I made a new friend recently. We’ll call him B. We met through the social-networking part of a fitness tracking app that we both use (Strava. You can find my profile through this link: https://www.strava.com/athletes/7649215). B and I sometimes train together in outdoor swimming, cycling, and running. He’s an elite multisport athlete and thus capable of much greater speed and distance than I, but makes no complaint about swimming or cycling or running at paces that I can manage. That’s pretty special in itself, but it’s not why B comes to mind when I think of delight. Each time we get together to swim/bike/run he expresses his enjoyment and appreciation for my company. And I can tell that he really means it. There’s an earnestness in his eyes when he articulates the delight he finds in our conversations. To be clear, the conversations are on bike rides and runs. We don’t talk much in the water! B’s ability to revel in his enjoyment of a simple conversation with a new friend as we run through the woods gives me a picture of delight that serves as an instruction manual in joy.
I have another friend who we’ll call K. K is the kind of guy that I really admire because he knows how to do just about everything. He can find a broken camp stove that’s spent the past twenty years rusting away in the woods and fix it to better than new. He can troubleshoot seemingly any mechanical problem. He’s a skilled outdoorsman who can shoot and fish and hike and ski. He’s also an excellent conversationalist and a generous person. If we were picking teams for a zombie apocalypse, K would be a first round draft pick. But the reason K. comes to mind when I think of delight is because of his daughter. Sometimes when it’s dark outside and we’re sitting around a campfire, K’s daughter will sit down next to him and hold his hand. The look of adoration that comes over K’s face when this happens is beautiful and wondrous and he makes no attempt to disguise it. K. delights in his daughter’s friendship and affection. That this human swiss-army-knife of a man is so wordlessly expressive in his fatherly love is an inspiring primer for me in delight. In how to do joy.
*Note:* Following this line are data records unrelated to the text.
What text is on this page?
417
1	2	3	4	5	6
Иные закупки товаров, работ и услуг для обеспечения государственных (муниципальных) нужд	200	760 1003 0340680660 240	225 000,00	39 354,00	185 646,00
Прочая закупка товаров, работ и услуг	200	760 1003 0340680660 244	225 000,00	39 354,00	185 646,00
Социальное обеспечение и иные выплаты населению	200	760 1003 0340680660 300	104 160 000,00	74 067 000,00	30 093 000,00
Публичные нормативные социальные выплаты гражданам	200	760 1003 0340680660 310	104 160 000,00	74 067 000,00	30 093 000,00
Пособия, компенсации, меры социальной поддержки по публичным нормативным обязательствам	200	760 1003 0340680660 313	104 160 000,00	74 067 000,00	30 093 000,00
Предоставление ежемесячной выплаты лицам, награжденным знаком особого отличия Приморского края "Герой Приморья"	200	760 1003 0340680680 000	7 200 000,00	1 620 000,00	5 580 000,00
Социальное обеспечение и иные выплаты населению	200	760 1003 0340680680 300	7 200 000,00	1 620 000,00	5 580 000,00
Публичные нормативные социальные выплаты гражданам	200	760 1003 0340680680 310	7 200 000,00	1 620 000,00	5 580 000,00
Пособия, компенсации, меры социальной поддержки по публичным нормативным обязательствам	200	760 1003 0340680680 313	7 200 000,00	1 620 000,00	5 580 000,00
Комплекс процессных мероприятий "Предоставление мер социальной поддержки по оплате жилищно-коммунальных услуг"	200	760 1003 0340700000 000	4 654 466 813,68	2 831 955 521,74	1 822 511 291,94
G is the third and final friend I’m going to write about today. He illustrates delight in several ways. When a perfect cut of A5 Wagyu is placed in front of him, the tip of G’s tongue sticks out between his lips as he smiles and rubs his hands together in anticipation. When he takes the first sip of a perfectly crafted cocktail of gin and Chartreuse and Luxardo, the twinkle in his eyes is pure delight. While G is an exemplar of joyous delight when he’s enjoying the finest in food and wine, he’s most in his element not when he’s consuming but when he’s sharing. G takes such visible delight in providing hospitality for others. His generous spirit is as expansive as it is inclusive and the enjoyment G takes in observing his guests’ enjoyment is the very picture of generous delight. Of joy shared. He’s the most infectious font of delight I know. I like to dabble in the art of hospitality and credit my friend G for any welcoming warmth I show in opening my home to others.
Thank you for taking the time to read through these reflections of mine. I hope they may serve as a kind of leaping-off point into your own examination and exploration of delight. Every day I grow more and more convinced that we are meant for relational connections for so many reasons. One of them is just this: I understand joy more deeply and am capable of a greater array of delights because of the examples and inspirations of my friends. May you seek and find delight in those you know well, as well as in those you are just starting to meet.